One of Preston’s successful tactics for helping her team set effective personal boundaries is creating a company email address separate from the personal one and encouraging everyone to check work email only during work hours.
Boundaries are tricky. They require self-awareness, self-reflection and determination. Dr. Denton’s self-awareness included an understanding that “I am the one responsible for maintaining my boundaries.”
“Setting personal boundaries means setting an expectation for myself of how I will respond when a boundary is crossed,” she said. “This puts the power and responsibility of maintaining my boundaries back onto me. If I allow someone to cross a boundary, that is on me, not them.”

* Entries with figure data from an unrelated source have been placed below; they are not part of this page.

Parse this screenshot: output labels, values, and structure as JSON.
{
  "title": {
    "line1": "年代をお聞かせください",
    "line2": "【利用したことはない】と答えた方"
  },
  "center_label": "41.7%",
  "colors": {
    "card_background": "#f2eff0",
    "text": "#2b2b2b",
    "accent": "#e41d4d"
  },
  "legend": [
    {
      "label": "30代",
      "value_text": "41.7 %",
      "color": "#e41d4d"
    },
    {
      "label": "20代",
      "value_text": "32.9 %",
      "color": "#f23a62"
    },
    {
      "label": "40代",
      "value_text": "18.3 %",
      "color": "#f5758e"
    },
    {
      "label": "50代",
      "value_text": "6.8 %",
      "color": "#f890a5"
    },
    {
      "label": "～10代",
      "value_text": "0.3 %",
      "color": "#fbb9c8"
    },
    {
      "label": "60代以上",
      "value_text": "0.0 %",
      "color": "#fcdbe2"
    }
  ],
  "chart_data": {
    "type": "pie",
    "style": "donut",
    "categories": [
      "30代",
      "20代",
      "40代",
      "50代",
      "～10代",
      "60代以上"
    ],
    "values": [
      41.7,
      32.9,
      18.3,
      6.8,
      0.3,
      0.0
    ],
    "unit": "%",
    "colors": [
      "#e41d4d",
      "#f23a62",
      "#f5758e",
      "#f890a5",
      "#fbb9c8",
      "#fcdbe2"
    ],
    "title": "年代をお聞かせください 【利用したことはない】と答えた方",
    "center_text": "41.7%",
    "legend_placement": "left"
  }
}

Dr. Steele said not having one’s boundaries respected is easy to resent.
“We must value ourselves enough to understand the boundaries we need to do our best and sustainable work, and we must proactively work with our colleagues to figure out how our boundaries fit in with others’ needs.”
DON’T LET STRESS BE A BOUNDARY BREAKER
To establish effective boundaries, you need to understand and manage the causes of your stress. Try this four-step process:
- List the stressors in each of the four domains of your life: work, family/home, community and self. These represent barriers to setting boundaries.
- For each domain, make two circles. Title the first circle “Things I can’t control” and the second “Things I can control.” Then, put the stressors from step one into the corresponding circles.
- Put an “X” over the “can’t control” circle to represent areas where large amounts of negative energy are expended. To lessen the stress you feel in these areas, figure out how to move your attitude toward acceptance.
- In the “can control” circle, choose one item and identify a single action you can take to create a positive change in it.
Now, repeat the activity when you or others don’t respect your boundaries. This will teach you to manage your stress and set enforceable limits.
Here are examples for the work domain.
WHAT I CAN’T CONTROL
- When clients are angry.
- When an emergency disrupts my entire day.
- My coworkers’ moods.
- When a client can’t afford recommended care.
Outcome: I will let these stressors go.
WHAT I CAN CONTROL
- How I communicate with clients.
- My mood and reactions.
- How I treat coworkers.
- How I complete my medical records.
Outcome: I will seek ways to change my attitude toward these stressors.
Taking positive action on one of them — how I communicate with clients — I will:
- Ask at least three open-ended questions during appointments.
- Pause after a client speaks, at least twice.
- Use two empathetic statements.
- Ask my exam room assistant to measure my efforts.